Several studies have shown that the Tp‐e interval may provide an index of the dispersion of ventricular repolarization and that it may be used to predict life‐threatening arrhythmias in patients with Brugada syndrome, long QT syndrome, and in patients undergoing primary percutaneous coronary intervention for myocardial infarction.8, 37, 38 Panikkath et al.39 reported that prolongation of the Tp‐e interval was associated with sudden cardiac death. Similar to these studies, we found that the Tp‐e interval was significantly prolonged in patients with CSF.

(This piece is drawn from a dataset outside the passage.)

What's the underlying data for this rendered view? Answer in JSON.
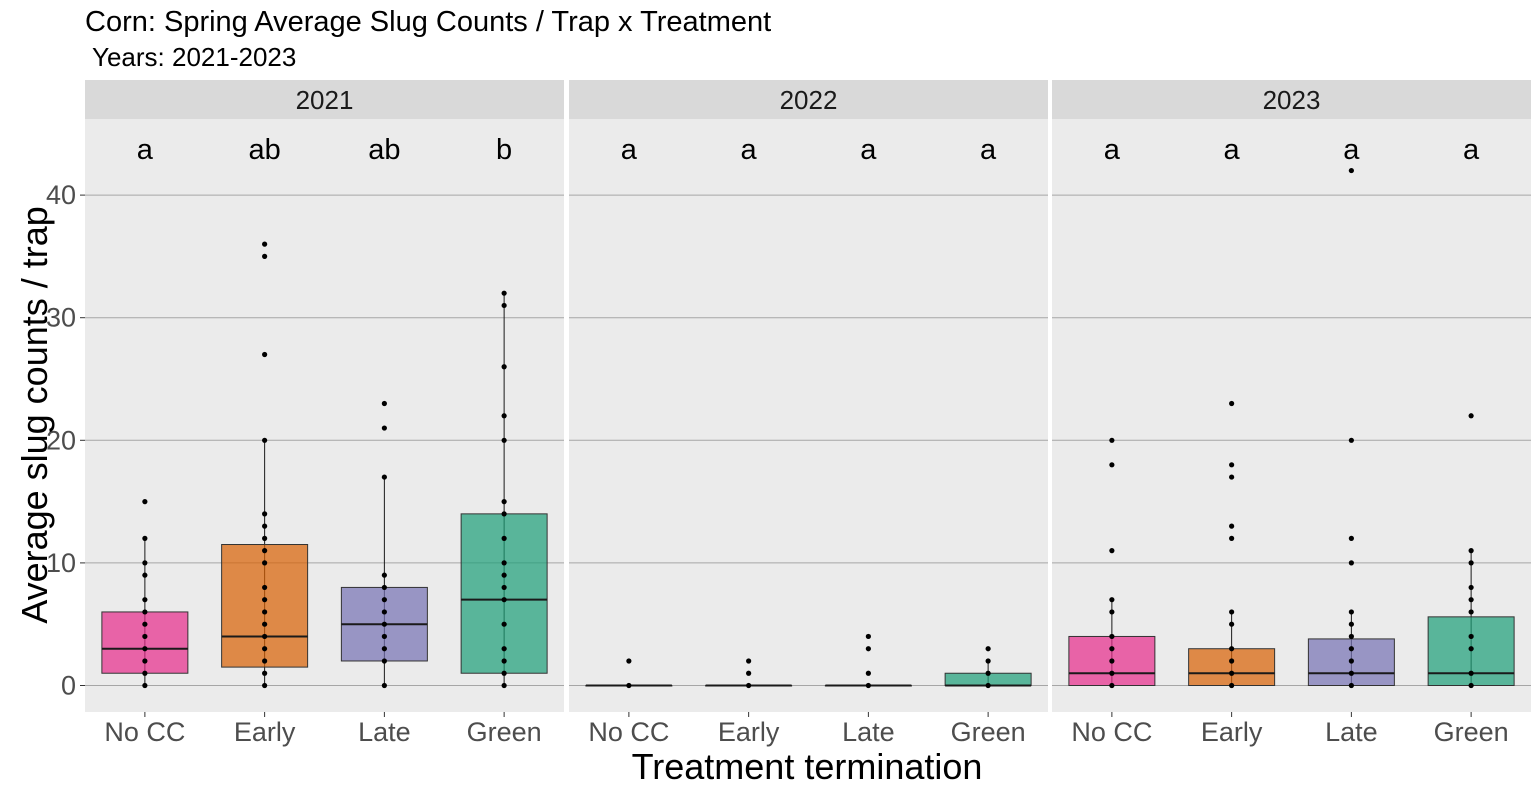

There are limited data on the Tp‐e/QT and Tp‐e/QTc ratios in patients with CSF. The Tp‐e/QT and Tp‐e/QTc ratios are new parameters for predicting the risk of arrhythmia in different diseases. Obstructive sleep apnea (OSA) is related to an increased risk of ventricular arrhythmias and sudden cardiac death.40, 41 Kilicarslan et al.36 reported that the Tp‐e/QT and Tp‐e/QTc ratios were increased in OSA. Furthermore, it was reported that the Tp‐e/QT ratio was increased in systemic lupus erythematosus42 and rheumatoid arthritis.43 In our study, we found significant differences in the Tp‐e/QT and Tp‐e/QTc ratios between CSF patients and control subjects.
We propose that an increased Tp‐e interval, Tp‐e/QT ratio, and Tp‐e/QTc ratio may result from coronary ischemia secondary to CSF, and that an increased Tp‐e interval, Tp‐e/QT ratio, and Tp‐e/QTc ratio may have a prognostic role in detecting myocardial ischemia.
Study Limitations
Our study has some limitations. Small number of the patients included in the study is the major limitation. Owing to a limited number of patients may have negatively affected the statistical power of the study. Additionally, the present study was performed at a single center. Our findings must be confirmed via prospective, multicenter studies. In addition, patients could not be followed prospectively for ventricular arrhythmic episodes. Therefore, larger and longer‐term follow‐up should strengthen the value of the results. Finally, the prognostic role of Tp‐e interval, Tp‐e/QT, and Tpe/QTc ratios in patients with CSF needs to be investigated.
CONCLUSIONS
CSF is associated with a prolonged Tp‐e interval and increased Tp‐e/QT and Tp‐e/QTc ratios. Based on these findings, ECG can be used to help determine the risk of life‐threatening arrhythmias in patients with CSF. Further study is required to evaluate the prognostic significance of the dispersion of ventricular repolarization to clarify the mechanism of increased Tp‐e, Tp‐e/QT, and Tp‐e/QTc values in CSF.